Llegado a este punto, escuché Campo, otro versículo poético y musical inenarrable. Un paisaje otoñal de un campo andaluz, con sus imágenes familiares y sus evanescentes espejismos. Sabor a paisaje, que dijera Antonio Mairena para referirse a la pureza. Sabor a seguiriya y cabal en el cante y en el toque sin ser ni seguiriya ni cabal ni en el cante ni en toque. De las menores a las mayores, para rematarlo en un descarado aire de alegrías de Cádiz –palo al que la Casa Sanlúcar ha hecho siempre tan certeras y brillantes aportaciones– con este mágico cuarteto en estado de gracia. No hizo falta más gente. No obstante, Manolo señaló a un quinto integrante de la formación: Federico

 

La música que me nace es parida por mi angustia. ¡Cómo dejar entrar a otros a los que no les duela mi dolor, que no compartan mi dolor, que no se hermanen en mi dolor! Yo busco un paraíso que me describa a mí mismo, que me enseñe a conocer el alma que persigo, donde estén mis gentes, a las que reconozco al sentir su palabra… Su verso es mi cobijo y en él renazco cada vez que mi angustia regurgita. ¿Quién como él para asistir al parto y alumbrar con su luz mi cabecera?

 

Impresionante. Pero Manolo quiso culminar este denso peritaje creador con la fiesta. Y musicó en estas claves un momento de Poeta en Nueva York, Son de negros en Cuba, metido en el ritmo afrocubano de los tangos tamizado por siglos de gestas y epopeyas, de abrazos y conflictos, de idas y de vueltas, de convivencias y mestizajes. Todo el grupo a compás y reforzado por los coros de la sobrina Gala Évora y las percusiones y palmas del paisano Cepillo.
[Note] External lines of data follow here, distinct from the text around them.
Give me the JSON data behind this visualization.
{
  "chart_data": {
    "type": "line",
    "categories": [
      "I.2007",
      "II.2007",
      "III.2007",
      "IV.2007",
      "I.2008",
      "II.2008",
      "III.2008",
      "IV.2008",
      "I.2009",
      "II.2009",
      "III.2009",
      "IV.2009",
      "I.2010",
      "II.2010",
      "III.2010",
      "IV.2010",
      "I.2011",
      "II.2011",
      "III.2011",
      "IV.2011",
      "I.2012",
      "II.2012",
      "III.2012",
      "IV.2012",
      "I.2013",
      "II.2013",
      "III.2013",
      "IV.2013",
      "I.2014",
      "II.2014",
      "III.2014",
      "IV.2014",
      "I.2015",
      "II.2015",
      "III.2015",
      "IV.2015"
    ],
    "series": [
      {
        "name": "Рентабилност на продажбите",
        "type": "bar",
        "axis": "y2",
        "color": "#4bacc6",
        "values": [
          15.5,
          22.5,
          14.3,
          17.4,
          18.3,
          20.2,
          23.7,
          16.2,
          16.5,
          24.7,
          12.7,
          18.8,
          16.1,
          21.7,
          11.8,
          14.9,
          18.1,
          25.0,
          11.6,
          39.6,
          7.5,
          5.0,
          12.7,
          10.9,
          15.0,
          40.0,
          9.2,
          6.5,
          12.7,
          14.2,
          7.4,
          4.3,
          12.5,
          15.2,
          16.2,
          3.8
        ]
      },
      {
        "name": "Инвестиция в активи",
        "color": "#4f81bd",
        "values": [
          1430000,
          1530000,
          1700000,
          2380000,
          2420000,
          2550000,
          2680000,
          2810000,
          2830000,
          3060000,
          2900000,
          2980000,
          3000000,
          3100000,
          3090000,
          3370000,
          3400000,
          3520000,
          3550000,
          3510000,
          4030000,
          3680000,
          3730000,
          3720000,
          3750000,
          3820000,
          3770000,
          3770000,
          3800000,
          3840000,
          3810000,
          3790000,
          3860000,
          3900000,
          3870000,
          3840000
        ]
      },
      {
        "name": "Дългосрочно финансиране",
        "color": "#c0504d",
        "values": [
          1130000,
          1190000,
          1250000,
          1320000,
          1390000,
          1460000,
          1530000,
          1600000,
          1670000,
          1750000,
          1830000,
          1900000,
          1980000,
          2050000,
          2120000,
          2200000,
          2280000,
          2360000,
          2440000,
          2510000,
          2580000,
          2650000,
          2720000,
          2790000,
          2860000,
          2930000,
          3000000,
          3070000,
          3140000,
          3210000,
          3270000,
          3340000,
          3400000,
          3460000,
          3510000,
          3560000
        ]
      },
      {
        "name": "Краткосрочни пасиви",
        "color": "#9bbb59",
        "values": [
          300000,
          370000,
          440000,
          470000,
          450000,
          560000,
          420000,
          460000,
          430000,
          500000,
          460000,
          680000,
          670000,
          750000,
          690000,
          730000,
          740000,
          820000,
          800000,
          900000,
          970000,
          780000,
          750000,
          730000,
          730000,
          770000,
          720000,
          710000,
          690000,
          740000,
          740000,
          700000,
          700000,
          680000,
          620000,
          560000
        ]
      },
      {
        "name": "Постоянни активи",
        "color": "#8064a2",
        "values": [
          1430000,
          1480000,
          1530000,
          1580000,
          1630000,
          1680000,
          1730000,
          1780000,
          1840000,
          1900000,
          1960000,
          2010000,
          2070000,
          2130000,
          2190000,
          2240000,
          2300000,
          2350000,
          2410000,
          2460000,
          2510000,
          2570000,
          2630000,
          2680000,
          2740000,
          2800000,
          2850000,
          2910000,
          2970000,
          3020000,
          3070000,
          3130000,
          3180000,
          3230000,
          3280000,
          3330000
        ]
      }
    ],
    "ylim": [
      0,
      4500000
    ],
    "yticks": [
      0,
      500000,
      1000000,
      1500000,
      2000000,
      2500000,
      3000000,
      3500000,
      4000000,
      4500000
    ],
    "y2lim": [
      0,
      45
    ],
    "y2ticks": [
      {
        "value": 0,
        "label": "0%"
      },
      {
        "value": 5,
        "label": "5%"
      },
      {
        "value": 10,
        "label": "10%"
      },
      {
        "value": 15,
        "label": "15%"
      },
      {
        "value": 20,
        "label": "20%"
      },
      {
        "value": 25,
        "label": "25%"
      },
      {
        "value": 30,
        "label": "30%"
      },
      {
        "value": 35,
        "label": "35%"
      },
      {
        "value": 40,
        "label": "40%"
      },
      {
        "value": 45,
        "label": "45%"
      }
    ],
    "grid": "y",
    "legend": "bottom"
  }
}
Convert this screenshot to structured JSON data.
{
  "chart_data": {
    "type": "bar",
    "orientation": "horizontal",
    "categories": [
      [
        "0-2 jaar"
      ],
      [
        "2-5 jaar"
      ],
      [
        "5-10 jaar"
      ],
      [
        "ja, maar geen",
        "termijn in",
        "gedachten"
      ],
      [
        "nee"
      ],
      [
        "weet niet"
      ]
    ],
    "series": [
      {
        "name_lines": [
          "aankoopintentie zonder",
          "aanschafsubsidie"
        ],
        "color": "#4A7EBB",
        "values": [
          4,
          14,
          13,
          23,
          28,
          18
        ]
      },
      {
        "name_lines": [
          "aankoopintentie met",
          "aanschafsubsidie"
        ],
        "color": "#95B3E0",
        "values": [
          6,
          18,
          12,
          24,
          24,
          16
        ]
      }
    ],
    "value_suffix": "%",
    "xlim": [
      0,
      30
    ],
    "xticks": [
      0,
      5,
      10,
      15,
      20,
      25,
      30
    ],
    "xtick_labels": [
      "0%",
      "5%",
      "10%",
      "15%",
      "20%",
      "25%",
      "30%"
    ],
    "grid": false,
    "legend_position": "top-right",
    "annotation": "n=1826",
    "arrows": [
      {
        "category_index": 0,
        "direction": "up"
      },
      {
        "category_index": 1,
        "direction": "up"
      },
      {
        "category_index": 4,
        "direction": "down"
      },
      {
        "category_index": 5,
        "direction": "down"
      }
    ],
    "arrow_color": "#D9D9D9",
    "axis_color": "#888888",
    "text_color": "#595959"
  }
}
Hispanoamérica y Andalucía. ¡Qué retrato tan certero de estas dos orillas del Atlántico!: El Caribe y Bajoguía, los manglares y Doñana, los bajíos y las marismas, el Malecón y la Plaza del Cabildo, el ron y la manzanilla, la caña de azúcar y la sal de Bonanza… Impresionante.

 

Muchos señalan Tauromagia como la obra cumbre Manolo Sanlúcar, pero yo me quedaré para siempre, desde aquella lejana tarde de principios de siglo, con esta locura. Y con esta brisa. Y con estos trinos.